Take for example Linux and SQLAlchemy which have .9 and .7 values respectively. They are low in the software stack arrangement and, therefore, do not have to make much concessions for ease of use as other projects higher up the software stack would, such as django, cherrypy and turbogears with .5,.45,.4 respectively. But you have to admit that the increasing value for SQLAlchemy is intriguing.

So there are indicators that there is validity to the measure and that it is measuring something close to modularity which might be useful in comparing projects. However, it might not be useful at the moment mainly because we don’t know much about it and it is not rich enough to be useful for day-to-day uses of a programmer.

Think of this measure as a compass that might give you a general direction but no specific indicators on how to reach your destination. Following the value of this metric blindly is equivalent to following the north indicator in the compass, it will definitely get you lost! Yet the compass is very useful when used in combination with a map and you know how to use it.

Wow.. I think it’s true for SQLAlchemy, the code is very modular.. I think the big jump in there was when they released 0.5.

Thanks Harro,

I believe the biggest jump came around May to July 2007, which I assume is the time v0.4 was starting to take shape in trunk. There certainly was alot of refactoring going on on May 2007 according to commit logs. v0.5 seems to maintain the same trend.

mike bayer 15.04.2009 18:14

interesting stuff, im still trying to understand exactly how “modularity” is being measured here. but yeah, its on our site:

Different parts of SQLAlchemy can be used independently of the rest. Elements like connection pooling, SQL statement compilation and transactional services can be used independently of each other, and can also be extended through various plugin points. The Object Relational Mapper (ORM) is a separate package which builds on top of these, and itself has several extension systems for modifying behavior at various levels.

Thanks Mike,

In network analysis, modularity is a characteristic of how well a graph is partitioned.
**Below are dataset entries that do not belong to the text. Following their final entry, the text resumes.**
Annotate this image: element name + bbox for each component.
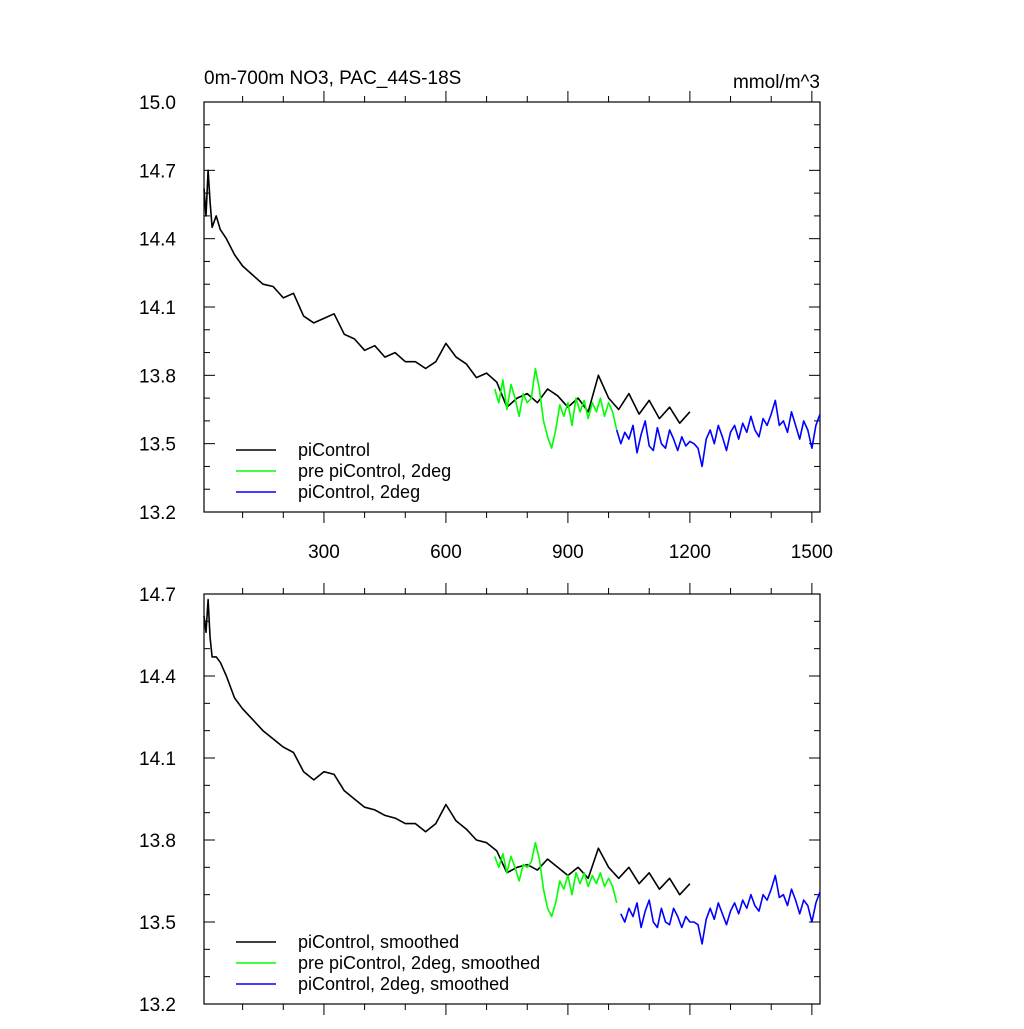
panel1-series-picontrol-2deg <box>615 399 821 468</box>
panel1-x-tick-label: 1500 <box>791 542 833 563</box>
panel1-y-tick-label: 13.2 <box>139 503 176 524</box>
panel1-legend-label: pre piControl, 2deg <box>298 461 451 481</box>
panel1-frame <box>203 101 821 513</box>
panel2-y-tick-label: 14.1 <box>139 749 176 770</box>
panel1-y-tick-label: 14.1 <box>139 298 176 319</box>
panel1-series-pre-picontrol-2deg <box>493 367 618 450</box>
panel1-x-tick-label: 300 <box>308 542 340 563</box>
panel1-x-tick-label: 900 <box>552 542 584 563</box>
panel1-y-tick-label: 14.7 <box>139 161 176 182</box>
panel1-y-tick-label: 15.0 <box>139 93 176 114</box>
panel1-y-tick-label: 14.4 <box>139 230 176 251</box>
panel2-y-tick-label: 13.2 <box>139 995 176 1016</box>
panel1-y-tick-label: 13.5 <box>139 435 176 456</box>
panel2-y-tick-label: 14.4 <box>139 667 176 688</box>
panel2-y-tick-label: 13.5 <box>139 913 176 934</box>
panel2-y-tick-label: 14.7 <box>139 585 176 606</box>
panel2-series-pre-picontrol-2deg-smoothed <box>493 841 618 918</box>
panel2-frame <box>203 593 821 1005</box>
panel1-plot: 300 600 900 1200 1500 13.2 13.5 13.8 14.1 14.4 14.… <box>139 91 833 563</box>
panel1-legend-label: piControl <box>298 440 370 460</box>
panel2-legend-label: pre piControl, 2deg, smoothed <box>298 953 540 973</box>
panel1-x-tick-label: 600 <box>430 542 462 563</box>
panel2-legend-label: piControl, 2deg, smoothed <box>298 974 509 994</box>
panel1-x-tick-label: 1200 <box>669 542 711 563</box>
panel2-series-picontrol-smoothed <box>203 598 691 896</box>
panel2-y-tick-label: 13.8 <box>139 831 176 852</box>
panel1-y-tick-label: 13.8 <box>139 366 176 387</box>
panel1-series-picontrol <box>203 169 691 425</box>
panel2-series-picontrol-2deg-smoothed <box>620 874 821 945</box>
panel1-title: 0m-700m NO3, PAC_44S-18S <box>204 68 461 89</box>
panel1-legend-label: piControl, 2deg <box>298 482 420 502</box>
panel1-units: mmol/m^3 <box>733 72 820 93</box>
panel2-legend-label: piControl, smoothed <box>298 932 459 952</box>
panel2-plot: 13.2 13.5 13.8 14.1 14.4 14.7 piControl, smoot… <box>139 583 821 1016</box>
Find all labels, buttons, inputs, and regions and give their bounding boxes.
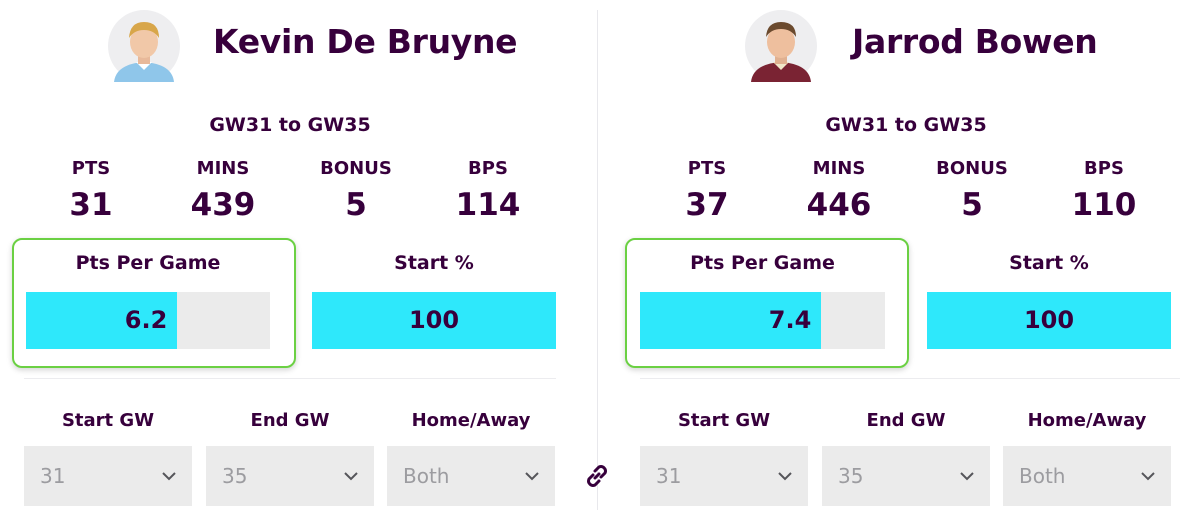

I simply applied it to the source dependency graph after I partitioned it.

Partitioning is the tricky part, because it is very computationally intensive and there are many ways in which a graph could be partitioned. So I used methods that group files that share dependencies to maximize within group dependency (cohesion) and minimize cross group dependencies (coupling). These methods basically maximize modularity.

I used a method by Newman, which can run in a reasonable amount of time for large graphs and attempts to maximize the modularity measure when deciding how to group files. So the modularity measure I have here can be seen as an upper limit of actual modularity and it can be used to tell how well the source code files and dependencies are organized. Mind you, as Malcolm pointed out, there are design trad-offs that can affect the value which the measure does not take into account.

You can find more information about the package and algorithm I’m using to measure modularity here. The link even includes a cite of the academic paper that developed the modularity measure.

Since I have your attention, would you mind if I crawl the sqlalchemy trac page? I plan on performing more statistical analysis to see if there is a relationship between modularity and other measures like participation or the time it takes to close tickets. I can also report some activity results of the project over time.

I’ll have more analysis and reports soon, hopefully I’ll include pylons and twisted as well.